Kim Ji-young, Born 1982
As a function of raw honesty, Kim Ji-young, Born 1982 is an aspirational debut for director Kim Do-young. The film takes aim at the patriarchal systems of South Korean society. Just do all of these chores and smile while doing them, society says. When a woman suffers a breakdown and feels she embodies the souls of her deceased relatives, nobody could ever blame her, living under the weight of that stress. While the film dozes off and gets knotted up in the weeds of its plotting, it draws our attention to two names to remember: director Kim Do-young and actress Jung Yu-mi, who are consistently rising above the material of the film. Based on the wave-making Korean #MeToo book of the same name, which was a best-selling feminist novel in Korea.

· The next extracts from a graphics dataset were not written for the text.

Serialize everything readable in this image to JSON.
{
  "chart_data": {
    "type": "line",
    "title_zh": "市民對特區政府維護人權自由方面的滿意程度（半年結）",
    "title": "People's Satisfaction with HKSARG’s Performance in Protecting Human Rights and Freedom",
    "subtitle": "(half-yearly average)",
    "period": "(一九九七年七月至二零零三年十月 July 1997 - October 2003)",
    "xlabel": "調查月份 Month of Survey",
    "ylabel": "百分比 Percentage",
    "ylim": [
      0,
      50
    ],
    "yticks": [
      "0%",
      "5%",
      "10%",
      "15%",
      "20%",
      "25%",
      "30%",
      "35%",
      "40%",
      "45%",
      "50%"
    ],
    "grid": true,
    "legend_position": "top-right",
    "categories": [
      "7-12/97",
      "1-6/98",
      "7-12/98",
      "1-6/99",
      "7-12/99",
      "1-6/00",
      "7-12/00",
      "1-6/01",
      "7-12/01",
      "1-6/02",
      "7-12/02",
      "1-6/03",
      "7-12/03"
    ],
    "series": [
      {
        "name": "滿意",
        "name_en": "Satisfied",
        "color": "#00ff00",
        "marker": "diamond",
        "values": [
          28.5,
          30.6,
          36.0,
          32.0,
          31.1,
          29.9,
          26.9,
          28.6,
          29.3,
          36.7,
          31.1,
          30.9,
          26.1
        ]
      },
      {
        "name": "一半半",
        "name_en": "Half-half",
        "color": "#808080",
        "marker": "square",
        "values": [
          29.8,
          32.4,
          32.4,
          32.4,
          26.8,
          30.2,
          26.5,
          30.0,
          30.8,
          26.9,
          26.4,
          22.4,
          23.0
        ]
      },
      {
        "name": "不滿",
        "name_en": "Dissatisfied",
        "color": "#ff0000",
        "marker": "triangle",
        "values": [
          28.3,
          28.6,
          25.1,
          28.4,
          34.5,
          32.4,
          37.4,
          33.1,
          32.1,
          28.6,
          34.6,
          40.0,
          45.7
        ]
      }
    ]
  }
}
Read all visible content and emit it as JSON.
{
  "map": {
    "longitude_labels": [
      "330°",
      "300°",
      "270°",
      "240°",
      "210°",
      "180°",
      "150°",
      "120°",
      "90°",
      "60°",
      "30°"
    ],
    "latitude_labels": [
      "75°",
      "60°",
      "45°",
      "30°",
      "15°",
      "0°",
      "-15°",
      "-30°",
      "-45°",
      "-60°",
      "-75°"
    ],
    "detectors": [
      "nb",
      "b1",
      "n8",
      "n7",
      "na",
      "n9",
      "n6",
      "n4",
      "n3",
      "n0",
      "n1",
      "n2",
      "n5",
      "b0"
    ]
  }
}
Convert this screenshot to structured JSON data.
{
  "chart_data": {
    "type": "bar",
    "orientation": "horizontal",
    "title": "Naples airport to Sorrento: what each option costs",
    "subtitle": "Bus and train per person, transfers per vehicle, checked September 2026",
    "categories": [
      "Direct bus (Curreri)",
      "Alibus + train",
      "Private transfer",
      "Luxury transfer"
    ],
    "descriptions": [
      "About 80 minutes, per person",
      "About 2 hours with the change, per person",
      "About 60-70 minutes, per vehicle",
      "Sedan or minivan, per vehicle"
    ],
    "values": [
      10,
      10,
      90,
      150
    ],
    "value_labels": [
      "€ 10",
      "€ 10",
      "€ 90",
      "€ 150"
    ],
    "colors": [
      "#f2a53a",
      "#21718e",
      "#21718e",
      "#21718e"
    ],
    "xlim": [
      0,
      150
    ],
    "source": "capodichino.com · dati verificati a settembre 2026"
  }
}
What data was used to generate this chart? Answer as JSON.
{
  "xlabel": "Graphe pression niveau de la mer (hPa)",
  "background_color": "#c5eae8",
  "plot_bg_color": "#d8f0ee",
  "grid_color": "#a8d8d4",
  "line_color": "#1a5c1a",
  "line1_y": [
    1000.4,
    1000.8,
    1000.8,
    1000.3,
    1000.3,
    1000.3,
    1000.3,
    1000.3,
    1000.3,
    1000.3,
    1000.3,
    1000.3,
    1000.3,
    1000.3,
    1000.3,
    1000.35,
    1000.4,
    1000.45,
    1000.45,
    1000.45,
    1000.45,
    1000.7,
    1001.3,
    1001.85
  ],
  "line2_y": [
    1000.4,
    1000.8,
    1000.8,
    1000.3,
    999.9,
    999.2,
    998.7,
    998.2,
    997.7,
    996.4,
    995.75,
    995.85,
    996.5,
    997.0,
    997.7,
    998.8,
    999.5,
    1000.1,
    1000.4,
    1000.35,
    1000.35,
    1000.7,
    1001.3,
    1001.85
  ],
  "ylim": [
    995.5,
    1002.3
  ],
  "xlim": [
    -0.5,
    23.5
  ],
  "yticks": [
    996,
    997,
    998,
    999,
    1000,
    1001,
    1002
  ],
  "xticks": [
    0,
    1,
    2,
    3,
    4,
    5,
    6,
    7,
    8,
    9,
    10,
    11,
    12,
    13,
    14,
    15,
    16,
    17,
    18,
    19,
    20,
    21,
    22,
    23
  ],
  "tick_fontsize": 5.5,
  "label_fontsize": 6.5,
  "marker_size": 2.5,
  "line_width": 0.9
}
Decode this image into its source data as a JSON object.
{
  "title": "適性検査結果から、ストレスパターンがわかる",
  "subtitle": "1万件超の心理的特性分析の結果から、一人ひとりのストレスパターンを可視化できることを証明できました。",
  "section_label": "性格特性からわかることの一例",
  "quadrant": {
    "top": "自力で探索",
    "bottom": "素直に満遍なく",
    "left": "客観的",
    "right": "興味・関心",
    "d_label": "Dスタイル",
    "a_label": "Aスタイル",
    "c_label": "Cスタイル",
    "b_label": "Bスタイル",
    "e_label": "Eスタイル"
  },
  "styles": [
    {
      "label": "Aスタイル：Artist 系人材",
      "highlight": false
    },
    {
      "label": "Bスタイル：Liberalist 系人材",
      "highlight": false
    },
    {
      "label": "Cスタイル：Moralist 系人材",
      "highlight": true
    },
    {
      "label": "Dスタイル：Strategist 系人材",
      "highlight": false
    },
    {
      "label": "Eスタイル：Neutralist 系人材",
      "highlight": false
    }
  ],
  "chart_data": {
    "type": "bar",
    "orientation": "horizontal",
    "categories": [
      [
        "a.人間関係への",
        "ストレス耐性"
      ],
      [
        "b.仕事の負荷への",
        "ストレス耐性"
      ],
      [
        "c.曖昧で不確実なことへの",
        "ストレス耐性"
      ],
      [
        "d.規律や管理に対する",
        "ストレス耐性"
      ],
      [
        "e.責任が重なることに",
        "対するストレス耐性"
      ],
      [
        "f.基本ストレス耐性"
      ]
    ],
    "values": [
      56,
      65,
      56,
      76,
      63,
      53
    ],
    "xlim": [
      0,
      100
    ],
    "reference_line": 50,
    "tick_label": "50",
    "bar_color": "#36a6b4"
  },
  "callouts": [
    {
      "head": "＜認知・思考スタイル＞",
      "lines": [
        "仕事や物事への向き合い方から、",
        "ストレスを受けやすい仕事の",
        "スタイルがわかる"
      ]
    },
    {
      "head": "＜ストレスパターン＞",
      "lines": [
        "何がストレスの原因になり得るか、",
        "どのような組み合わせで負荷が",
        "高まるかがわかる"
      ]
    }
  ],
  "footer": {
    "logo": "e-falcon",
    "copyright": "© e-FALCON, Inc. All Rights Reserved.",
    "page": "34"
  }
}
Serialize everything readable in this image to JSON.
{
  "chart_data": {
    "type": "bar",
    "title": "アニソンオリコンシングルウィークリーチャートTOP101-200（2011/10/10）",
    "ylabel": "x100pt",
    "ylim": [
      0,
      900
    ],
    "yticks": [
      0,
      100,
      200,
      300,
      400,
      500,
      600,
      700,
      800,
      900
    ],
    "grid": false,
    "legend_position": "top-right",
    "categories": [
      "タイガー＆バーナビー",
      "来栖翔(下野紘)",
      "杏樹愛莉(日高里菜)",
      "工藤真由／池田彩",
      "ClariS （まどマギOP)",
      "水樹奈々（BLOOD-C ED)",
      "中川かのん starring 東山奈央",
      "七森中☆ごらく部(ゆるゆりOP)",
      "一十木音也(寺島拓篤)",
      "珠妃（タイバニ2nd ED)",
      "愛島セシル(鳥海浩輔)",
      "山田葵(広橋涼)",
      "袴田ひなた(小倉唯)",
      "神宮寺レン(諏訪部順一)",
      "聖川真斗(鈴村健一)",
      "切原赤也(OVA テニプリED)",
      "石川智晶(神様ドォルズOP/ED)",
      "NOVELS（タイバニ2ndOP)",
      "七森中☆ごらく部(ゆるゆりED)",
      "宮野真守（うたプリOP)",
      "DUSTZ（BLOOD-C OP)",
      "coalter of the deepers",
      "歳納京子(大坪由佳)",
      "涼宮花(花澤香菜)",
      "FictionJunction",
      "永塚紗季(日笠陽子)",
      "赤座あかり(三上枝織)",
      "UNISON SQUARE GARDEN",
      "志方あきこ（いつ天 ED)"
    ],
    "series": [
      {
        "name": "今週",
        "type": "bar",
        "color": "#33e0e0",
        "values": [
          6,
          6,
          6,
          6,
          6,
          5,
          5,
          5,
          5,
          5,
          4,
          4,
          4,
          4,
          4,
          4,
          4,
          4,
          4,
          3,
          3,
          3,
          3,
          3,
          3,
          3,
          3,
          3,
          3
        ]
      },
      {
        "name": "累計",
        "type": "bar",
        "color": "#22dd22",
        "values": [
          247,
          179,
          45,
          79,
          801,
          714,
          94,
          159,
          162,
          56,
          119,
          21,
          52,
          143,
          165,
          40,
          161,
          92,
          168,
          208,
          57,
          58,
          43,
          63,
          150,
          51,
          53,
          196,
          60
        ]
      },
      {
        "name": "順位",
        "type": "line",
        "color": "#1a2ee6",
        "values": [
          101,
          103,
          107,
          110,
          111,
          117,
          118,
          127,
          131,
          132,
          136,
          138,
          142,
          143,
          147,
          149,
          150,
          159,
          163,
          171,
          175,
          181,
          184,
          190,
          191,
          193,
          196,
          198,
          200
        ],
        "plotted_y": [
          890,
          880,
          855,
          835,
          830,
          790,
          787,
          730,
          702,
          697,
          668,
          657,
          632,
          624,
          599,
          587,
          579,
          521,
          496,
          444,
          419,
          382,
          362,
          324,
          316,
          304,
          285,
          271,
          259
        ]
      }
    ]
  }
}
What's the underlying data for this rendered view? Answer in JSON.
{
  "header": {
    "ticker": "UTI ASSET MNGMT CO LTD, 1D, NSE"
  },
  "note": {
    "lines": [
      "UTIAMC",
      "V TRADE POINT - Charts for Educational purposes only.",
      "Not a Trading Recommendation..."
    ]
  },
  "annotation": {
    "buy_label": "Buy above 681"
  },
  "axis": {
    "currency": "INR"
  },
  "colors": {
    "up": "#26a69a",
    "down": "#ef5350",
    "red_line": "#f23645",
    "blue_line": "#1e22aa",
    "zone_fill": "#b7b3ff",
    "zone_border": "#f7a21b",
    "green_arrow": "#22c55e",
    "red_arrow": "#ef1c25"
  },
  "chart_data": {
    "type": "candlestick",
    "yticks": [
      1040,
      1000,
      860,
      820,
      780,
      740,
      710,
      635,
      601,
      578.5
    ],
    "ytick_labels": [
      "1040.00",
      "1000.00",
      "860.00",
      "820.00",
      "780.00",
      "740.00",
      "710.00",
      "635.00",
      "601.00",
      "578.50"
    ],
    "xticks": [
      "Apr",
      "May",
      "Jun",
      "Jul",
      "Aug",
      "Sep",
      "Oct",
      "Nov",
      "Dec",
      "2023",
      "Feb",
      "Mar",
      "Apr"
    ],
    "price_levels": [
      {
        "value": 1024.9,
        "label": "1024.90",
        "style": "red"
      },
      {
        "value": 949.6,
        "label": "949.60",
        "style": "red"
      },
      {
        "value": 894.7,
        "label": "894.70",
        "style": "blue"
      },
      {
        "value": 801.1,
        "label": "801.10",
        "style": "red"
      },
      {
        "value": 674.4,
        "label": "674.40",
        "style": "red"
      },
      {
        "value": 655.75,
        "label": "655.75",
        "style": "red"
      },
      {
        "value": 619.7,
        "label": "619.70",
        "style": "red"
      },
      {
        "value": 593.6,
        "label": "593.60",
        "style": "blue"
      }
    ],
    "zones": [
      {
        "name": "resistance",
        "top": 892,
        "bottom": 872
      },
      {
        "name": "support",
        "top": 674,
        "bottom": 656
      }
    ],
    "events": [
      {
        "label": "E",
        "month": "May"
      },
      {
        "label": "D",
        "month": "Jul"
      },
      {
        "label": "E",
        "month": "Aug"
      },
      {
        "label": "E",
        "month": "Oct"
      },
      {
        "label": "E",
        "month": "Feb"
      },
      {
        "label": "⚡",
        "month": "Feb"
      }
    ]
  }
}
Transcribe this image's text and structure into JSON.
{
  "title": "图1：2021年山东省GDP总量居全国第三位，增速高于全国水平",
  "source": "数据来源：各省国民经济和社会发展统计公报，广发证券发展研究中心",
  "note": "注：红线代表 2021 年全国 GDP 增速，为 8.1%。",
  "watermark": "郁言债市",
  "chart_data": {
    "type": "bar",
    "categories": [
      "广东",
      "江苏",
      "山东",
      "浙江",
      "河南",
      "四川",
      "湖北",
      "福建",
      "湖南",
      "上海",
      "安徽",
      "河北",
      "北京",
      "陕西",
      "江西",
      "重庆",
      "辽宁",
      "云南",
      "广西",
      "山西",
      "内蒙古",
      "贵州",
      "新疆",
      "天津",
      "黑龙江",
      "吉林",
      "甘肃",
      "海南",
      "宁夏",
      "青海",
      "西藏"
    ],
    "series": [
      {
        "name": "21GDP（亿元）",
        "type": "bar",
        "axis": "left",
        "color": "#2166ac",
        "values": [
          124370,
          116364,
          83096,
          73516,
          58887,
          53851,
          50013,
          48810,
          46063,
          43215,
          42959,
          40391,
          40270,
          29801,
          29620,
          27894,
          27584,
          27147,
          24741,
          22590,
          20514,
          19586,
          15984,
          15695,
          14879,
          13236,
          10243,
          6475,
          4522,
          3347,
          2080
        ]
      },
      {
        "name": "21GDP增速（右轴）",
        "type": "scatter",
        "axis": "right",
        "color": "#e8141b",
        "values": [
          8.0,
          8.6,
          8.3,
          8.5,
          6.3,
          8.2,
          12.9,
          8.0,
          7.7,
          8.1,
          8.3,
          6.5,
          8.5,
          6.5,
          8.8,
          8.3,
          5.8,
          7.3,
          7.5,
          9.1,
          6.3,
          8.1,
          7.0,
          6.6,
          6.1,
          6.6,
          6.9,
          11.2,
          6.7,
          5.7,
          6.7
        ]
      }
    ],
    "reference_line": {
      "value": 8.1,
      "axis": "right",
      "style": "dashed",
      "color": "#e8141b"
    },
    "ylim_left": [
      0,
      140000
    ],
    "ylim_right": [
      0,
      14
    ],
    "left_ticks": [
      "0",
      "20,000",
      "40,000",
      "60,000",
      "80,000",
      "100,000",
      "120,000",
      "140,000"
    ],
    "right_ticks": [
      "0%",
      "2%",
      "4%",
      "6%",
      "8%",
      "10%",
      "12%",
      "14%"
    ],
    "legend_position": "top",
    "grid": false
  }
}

There’s certainly something to say about our relationship to social media influencers and their relationship to us. The thing is that it’s so obvious, it’s almost incredible that a movie was made about it. Just the thought process there, to frame social media through the eyes of an influencer. We know everything it could plausibly say about the burnout of the soul. If we’ve spent a moment on those sites, we have seen and possibly felt it first hand. The urge to share constant updates and then the refractory period of realizing we truly have nobody to share those internet moments with. Our internet culture has advanced so far beyond our brain’s ability to find a healthy medium for these interactions, how could the end result be anything but distress? For Magnus von Horn it must have seemed like a worthy venture for a feature film but the end result is so remarkably banal, we almost have to respect the team for going through the motions. We are left with the same feeling we get from posting a deluge of status updates. A lot has technically happened but only emptiness remains.